I understand you also have Wavy Gravy’s sleeping bag from Woodstock.

Yeah, and a lot of other stuff as well from that era. Our Fur Peace Ranch Center For Art And Culture, of which the Psylodelic Gallery is part of, is in Pomeroy, Ohio.

How was it recording with the pre-fame Janis Joplin?

I’ve remained in touch with her sister Laura over the past couple of years. It was Laura who pointed out to me that Janis was constantly reinventing herself. The Janis who I knew was the blues/folk Janis. I met her the very first weekend she arrived in San Francisco in ’64, I think it was. I had just moved out west from the East Coast as well. Oh man, she was the shit! There’s no question about it. She was so great at whatever she did but, in my opinion, I loved most that particular incarnation of her as the serious folk and blues singer…much more than the rock ‘n’ roll star she became. She probably wouldn’t agree with me but I absolutely adored that early era of hers before fame struck. I swear, man, she was like Bessie Smith [1894-1937].

She kept that part of herself intact, I thought, even on her breakthrough rock ‘n’ roll album with Big Brother & The Holding Company, Cheap Thrills, with a song she wrote called “Turtle Blues.”

Oh sure, she had lots of stuff left. It’s just that after that album came out in 1968, she changed. I can’t attempt to guess her motivation but from knowing her as I did before that, I do know that she wanted, needed, to be a big star. Each era of hers was only a stepping stone toward that eventuality. I surely cannot fault her for that—she was always great—but I loved it more when she didn’t have to strain and push her voice so damn much. Hell, we’re talkin’ ‘bout art here…so it’s just personal taste.

I saw her at Woodstock in 1969 and I saw you at Woodstock too.

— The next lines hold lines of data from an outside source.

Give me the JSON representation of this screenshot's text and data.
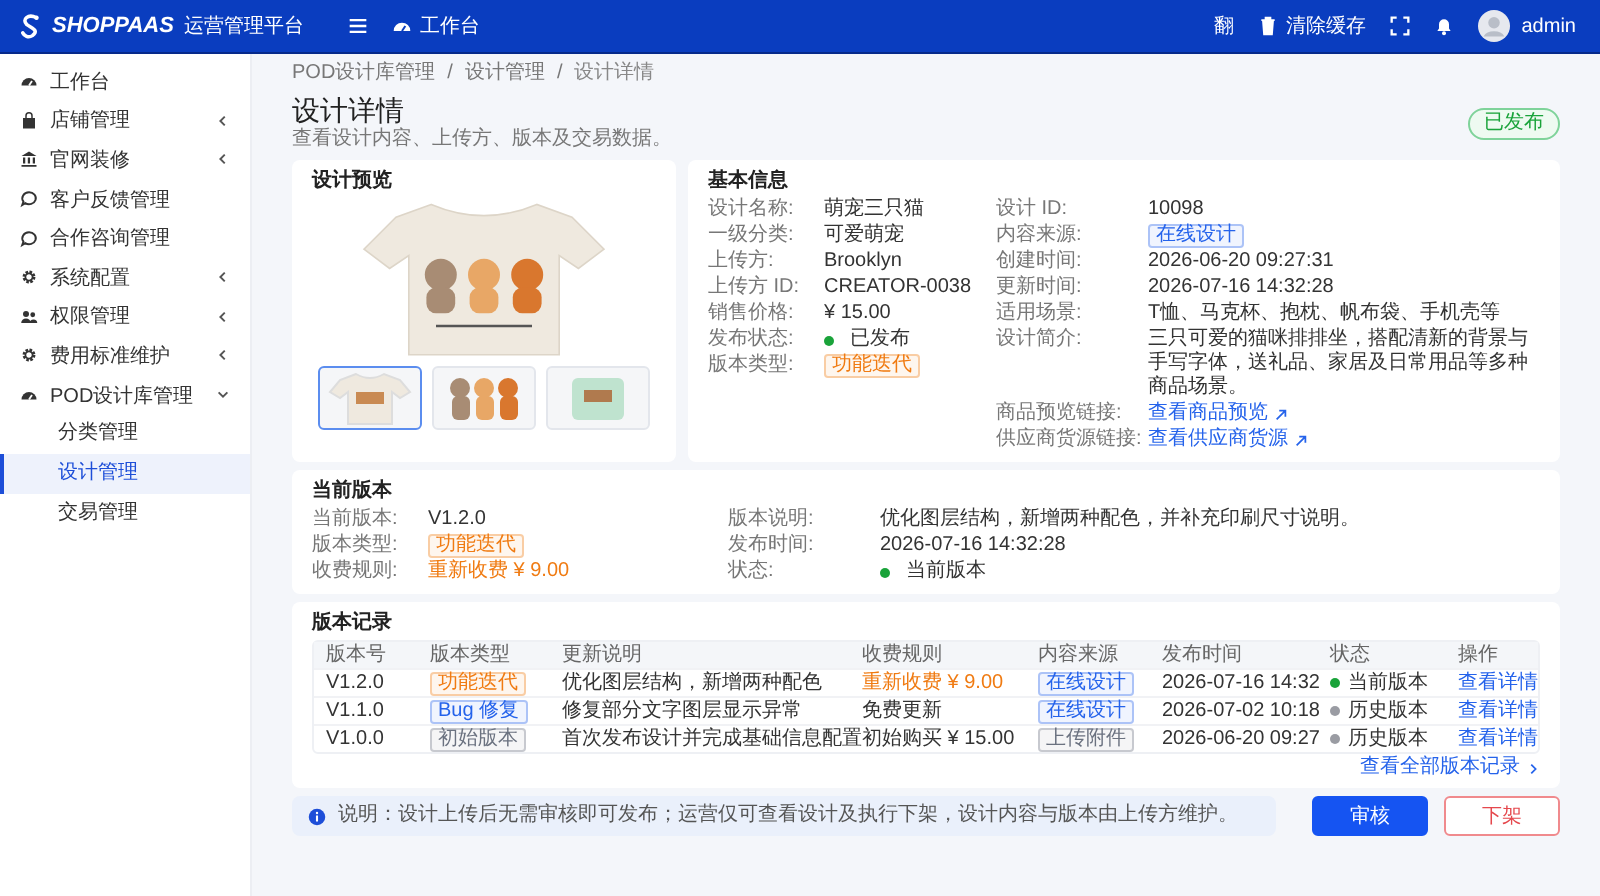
{
  "header": {
    "brand": "SHOPPAAS",
    "platform": "运营管理平台",
    "nav_label": "工作台",
    "language": "翻",
    "clear_cache": "清除缓存",
    "user": "admin"
  },
  "sidebar": {
    "items": [
      {
        "label": "工作台",
        "expandable": false,
        "selected": false
      },
      {
        "label": "店铺管理",
        "expandable": true,
        "expanded": false,
        "selected": false
      },
      {
        "label": "官网装修",
        "expandable": true,
        "expanded": false,
        "selected": false
      },
      {
        "label": "客户反馈管理",
        "expandable": false,
        "selected": false
      },
      {
        "label": "合作咨询管理",
        "expandable": false,
        "selected": false
      },
      {
        "label": "系统配置",
        "expandable": true,
        "expanded": false,
        "selected": false
      },
      {
        "label": "权限管理",
        "expandable": true,
        "expanded": false,
        "selected": false
      },
      {
        "label": "费用标准维护",
        "expandable": true,
        "expanded": false,
        "selected": false
      },
      {
        "label": "POD设计库管理",
        "expandable": true,
        "expanded": true,
        "selected": false,
        "children": [
          {
            "label": "分类管理",
            "selected": false
          },
          {
            "label": "设计管理",
            "selected": true
          },
          {
            "label": "交易管理",
            "selected": false
          }
        ]
      }
    ]
  },
  "breadcrumb": {
    "separator": "/",
    "items": [
      "POD设计库管理",
      "设计管理",
      "设计详情"
    ]
  },
  "page": {
    "title": "设计详情",
    "subtitle": "查看设计内容、上传方、版本及交易数据。",
    "status": "已发布"
  },
  "preview": {
    "title": "设计预览",
    "thumbnails": [
      {
        "kind": "tshirt",
        "selected": true
      },
      {
        "kind": "cats",
        "selected": false
      },
      {
        "kind": "pillow",
        "selected": false
      }
    ]
  },
  "basic_info": {
    "title": "基本信息",
    "left": [
      {
        "label": "设计名称:",
        "value": "萌宠三只猫",
        "kind": "text"
      },
      {
        "label": "一级分类:",
        "value": "可爱萌宠",
        "kind": "text"
      },
      {
        "label": "上传方:",
        "value": "Brooklyn",
        "kind": "text"
      },
      {
        "label": "上传方 ID:",
        "value": "CREATOR-0038",
        "kind": "text"
      },
      {
        "label": "销售价格:",
        "value": "¥ 15.00",
        "kind": "text"
      },
      {
        "label": "发布状态:",
        "value": "已发布",
        "kind": "status",
        "color": "#1aa33a"
      },
      {
        "label": "版本类型:",
        "value": "功能迭代",
        "kind": "tag",
        "color": "#f07b12"
      }
    ],
    "right": [
      {
        "label": "设计 ID:",
        "value": "10098",
        "kind": "text"
      },
      {
        "label": "内容来源:",
        "value": "在线设计",
        "kind": "tag",
        "color": "#2563eb"
      },
      {
        "label": "创建时间:",
        "value": "2026-06-20 09:27:31",
        "kind": "text"
      },
      {
        "label": "更新时间:",
        "value": "2026-07-16 14:32:28",
        "kind": "text"
      },
      {
        "label": "适用场景:",
        "value": "T恤、马克杯、抱枕、帆布袋、手机壳等",
        "kind": "text"
      },
      {
        "label": "设计简介:",
        "value": "三只可爱的猫咪排排坐，搭配清新的背景与手写字体，送礼品、家居及日常用品等多种商品场景。",
        "kind": "text"
      },
      {
        "label": "商品预览链接:",
        "value": "查看商品预览",
        "kind": "link"
      },
      {
        "label": "供应商货源链接:",
        "value": "查看供应商货源",
        "kind": "link"
      }
    ]
  },
  "current_version": {
    "title": "当前版本",
    "left": [
      {
        "label": "当前版本:",
        "value": "V1.2.0",
        "kind": "text"
      },
      {
        "label": "版本类型:",
        "value": "功能迭代",
        "kind": "tag",
        "color": "#f07b12"
      },
      {
        "label": "收费规则:",
        "value": "重新收费 ¥ 9.00",
        "kind": "charge"
      }
    ],
    "right": [
      {
        "label": "版本说明:",
        "value": "优化图层结构，新增两种配色，并补充印刷尺寸说明。",
        "kind": "text"
      },
      {
        "label": "发布时间:",
        "value": "2026-07-16 14:32:28",
        "kind": "text"
      },
      {
        "label": "状态:",
        "value": "当前版本",
        "kind": "status",
        "color": "#1aa33a"
      }
    ]
  },
  "version_records": {
    "title": "版本记录",
    "columns": [
      "版本号",
      "版本类型",
      "更新说明",
      "收费规则",
      "内容来源",
      "发布时间",
      "状态",
      "操作"
    ],
    "rows": [
      {
        "version": "V1.2.0",
        "type": {
          "label": "功能迭代",
          "color": "#f07b12"
        },
        "note": "优化图层结构，新增两种配色",
        "fee": "重新收费 ¥ 9.00",
        "fee_highlight": true,
        "source": {
          "label": "在线设计",
          "color": "#2563eb"
        },
        "time": "2026-07-16 14:32",
        "status": {
          "label": "当前版本",
          "color": "#1aa33a"
        },
        "action": "查看详情"
      },
      {
        "version": "V1.1.0",
        "type": {
          "label": "Bug 修复",
          "color": "#2563eb"
        },
        "note": "修复部分文字图层显示异常",
        "fee": "免费更新",
        "fee_highlight": false,
        "source": {
          "label": "在线设计",
          "color": "#2563eb"
        },
        "time": "2026-07-02 10:18",
        "status": {
          "label": "历史版本",
          "color": "#9a9ca3"
        },
        "action": "查看详情"
      },
      {
        "version": "V1.0.0",
        "type": {
          "label": "初始版本",
          "color": "#6b7280"
        },
        "note": "首次发布设计并完成基础信息配置",
        "fee": "初始购买 ¥ 15.00",
        "fee_highlight": false,
        "source": {
          "label": "上传附件",
          "color": "#6b7280"
        },
        "time": "2026-06-20 09:27",
        "status": {
          "label": "历史版本",
          "color": "#9a9ca3"
        },
        "action": "查看详情"
      }
    ],
    "more_link": "查看全部版本记录"
  },
  "footer": {
    "note": "说明：设计上传后无需审核即可发布；运营仅可查看设计及执行下架，设计内容与版本由上传方维护。",
    "buttons": [
      {
        "label": "审核",
        "kind": "primary"
      },
      {
        "label": "下架",
        "kind": "danger"
      }
    ]
  }
}
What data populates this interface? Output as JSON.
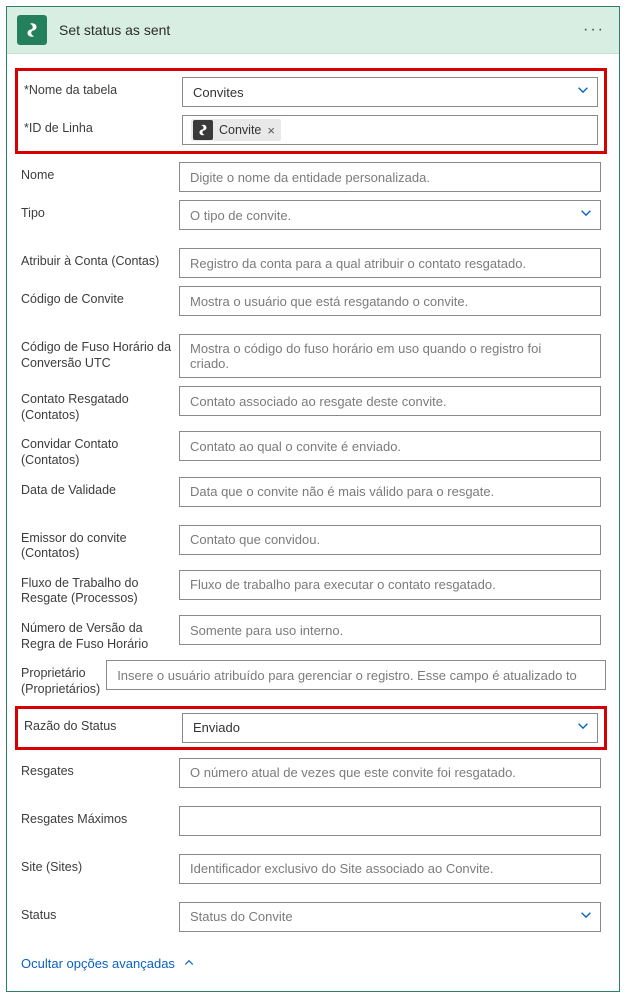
{
  "header": {
    "title": "Set status as sent",
    "menu": "···"
  },
  "group1": {
    "table": {
      "label": "Nome da tabela",
      "value": "Convites",
      "required": true
    },
    "rowId": {
      "label": "ID de Linha",
      "chip": "Convite",
      "required": true
    }
  },
  "fields": {
    "nome": {
      "label": "Nome",
      "ph": "Digite o nome da entidade personalizada."
    },
    "tipo": {
      "label": "Tipo",
      "ph": "O tipo de convite."
    },
    "atribuir": {
      "label": "Atribuir à Conta (Contas)",
      "ph": "Registro da conta para a qual atribuir o contato resgatado."
    },
    "codigo": {
      "label": "Código de Convite",
      "ph": "Mostra o usuário que está resgatando o convite."
    },
    "fuso": {
      "label": "Código de Fuso Horário da Conversão UTC",
      "ph": "Mostra o código do fuso horário em uso quando o registro foi criado."
    },
    "contatoRes": {
      "label": "Contato Resgatado (Contatos)",
      "ph": "Contato associado ao resgate deste convite."
    },
    "convidar": {
      "label": "Convidar Contato (Contatos)",
      "ph": "Contato ao qual o convite é enviado."
    },
    "validade": {
      "label": "Data de Validade",
      "ph": "Data que o convite não é mais válido para o resgate."
    },
    "emissor": {
      "label": "Emissor do convite (Contatos)",
      "ph": "Contato que convidou."
    },
    "fluxo": {
      "label": "Fluxo de Trabalho do Resgate (Processos)",
      "ph": "Fluxo de trabalho para executar o contato resgatado."
    },
    "versao": {
      "label": "Número de Versão da Regra de Fuso Horário",
      "ph": "Somente para uso interno."
    },
    "prop": {
      "label": "Proprietário (Proprietários)",
      "ph": "Insere o usuário atribuído para gerenciar o registro. Esse campo é atualizado to"
    },
    "razao": {
      "label": "Razão do Status",
      "value": "Enviado"
    },
    "resgates": {
      "label": "Resgates",
      "ph": "O número atual de vezes que este convite foi resgatado."
    },
    "resgatesMax": {
      "label": "Resgates Máximos",
      "ph": ""
    },
    "site": {
      "label": "Site (Sites)",
      "ph": "Identificador exclusivo do Site associado ao Convite."
    },
    "status": {
      "label": "Status",
      "ph": "Status do Convite"
    }
  },
  "toggle": {
    "label": "Ocultar opções avançadas"
  }
}
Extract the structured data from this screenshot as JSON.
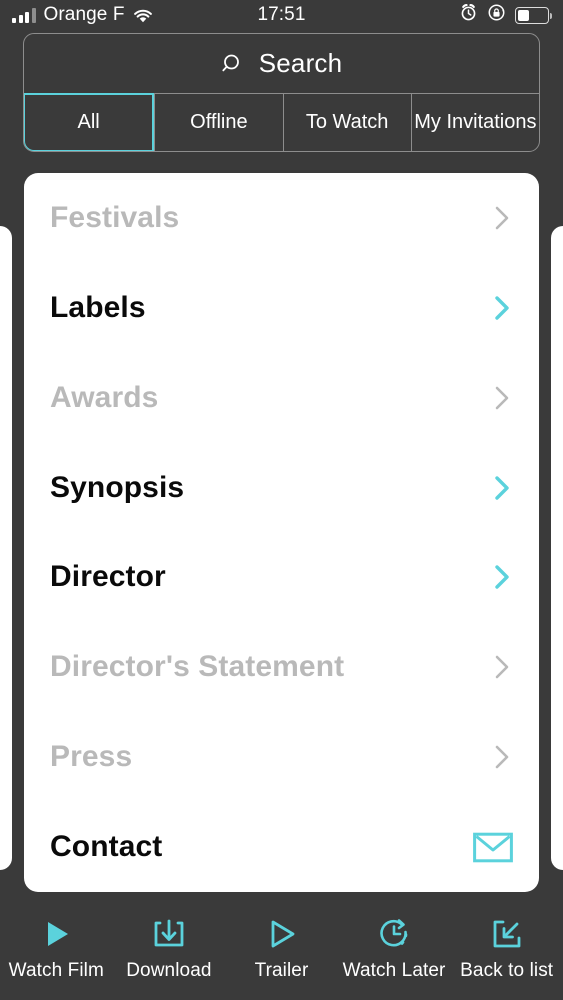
{
  "statusbar": {
    "carrier": "Orange F",
    "time": "17:51",
    "signal_icon": "signal-bars-icon",
    "wifi_icon": "wifi-icon",
    "alarm_icon": "alarm-clock-icon",
    "rotation_lock_icon": "rotation-lock-icon",
    "battery_icon": "battery-icon",
    "battery_level_pct": 40
  },
  "search": {
    "icon": "search-icon",
    "placeholder": "Search",
    "value": ""
  },
  "tabs": {
    "items": [
      {
        "label": "All",
        "active": true
      },
      {
        "label": "Offline",
        "active": false
      },
      {
        "label": "To Watch",
        "active": false
      },
      {
        "label": "My Invitations",
        "active": false
      }
    ]
  },
  "card": {
    "rows": [
      {
        "label": "Festivals",
        "enabled": false,
        "accessory": "chevron-right-icon"
      },
      {
        "label": "Labels",
        "enabled": true,
        "accessory": "chevron-right-icon"
      },
      {
        "label": "Awards",
        "enabled": false,
        "accessory": "chevron-right-icon"
      },
      {
        "label": "Synopsis",
        "enabled": true,
        "accessory": "chevron-right-icon"
      },
      {
        "label": "Director",
        "enabled": true,
        "accessory": "chevron-right-icon"
      },
      {
        "label": "Director's Statement",
        "enabled": false,
        "accessory": "chevron-right-icon"
      },
      {
        "label": "Press",
        "enabled": false,
        "accessory": "chevron-right-icon"
      },
      {
        "label": "Contact",
        "enabled": true,
        "accessory": "envelope-icon"
      }
    ]
  },
  "toolbar": {
    "items": [
      {
        "label": "Watch Film",
        "icon": "play-filled-icon"
      },
      {
        "label": "Download",
        "icon": "download-tray-icon"
      },
      {
        "label": "Trailer",
        "icon": "play-outline-icon"
      },
      {
        "label": "Watch Later",
        "icon": "clock-arrow-icon"
      },
      {
        "label": "Back to list",
        "icon": "back-to-list-icon"
      }
    ]
  },
  "colors": {
    "accent": "#5BD2DC",
    "background": "#3a3a3a",
    "card": "#ffffff",
    "disabled_text": "#b9b9b9",
    "enabled_text": "#0a0a0a"
  }
}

We were there from Thursday night to Sunday night. I was in the trenches. It had to be different for you. Were you flown in by helicopter?

No, it wasn’t much different from your experience. We stayed at a Holiday Inn…

Wait a minute! That’s a huge difference right there! I stayed in the field, falling asleep on the grass because all our stuff—including sleeping bags, food, water, pot and clothing—were left in the car and we never made it back.

(Laughing) We drove to the site in station wagons. Only country stars had a tour bus in those days. We left immediately after our set, which was supposed to be Saturday night, but was actually early Sunday morning around 6:00, and went straight to New York City to do The Dick Cavett Show.

To have been part of the burgeoning 1960s San Francisco hippie scene must have been an unforgettable experience.

It was. That town? That era? It was like Paris in the 1920s.

Good analogy. So true. But let’s wrap up with what we can expect from “Hot Tuna Acoustic.” Is it just you and Jack Cassidy?

Plus Barry Mitterhoff on mandolin, guitar, banjo and ukulele.

I can’t wait.

“Hot Tuna Acoustic” will perform at the Musikfest Café in Bethlehem, Pennsylvania, on Tuesday, Dec. 3.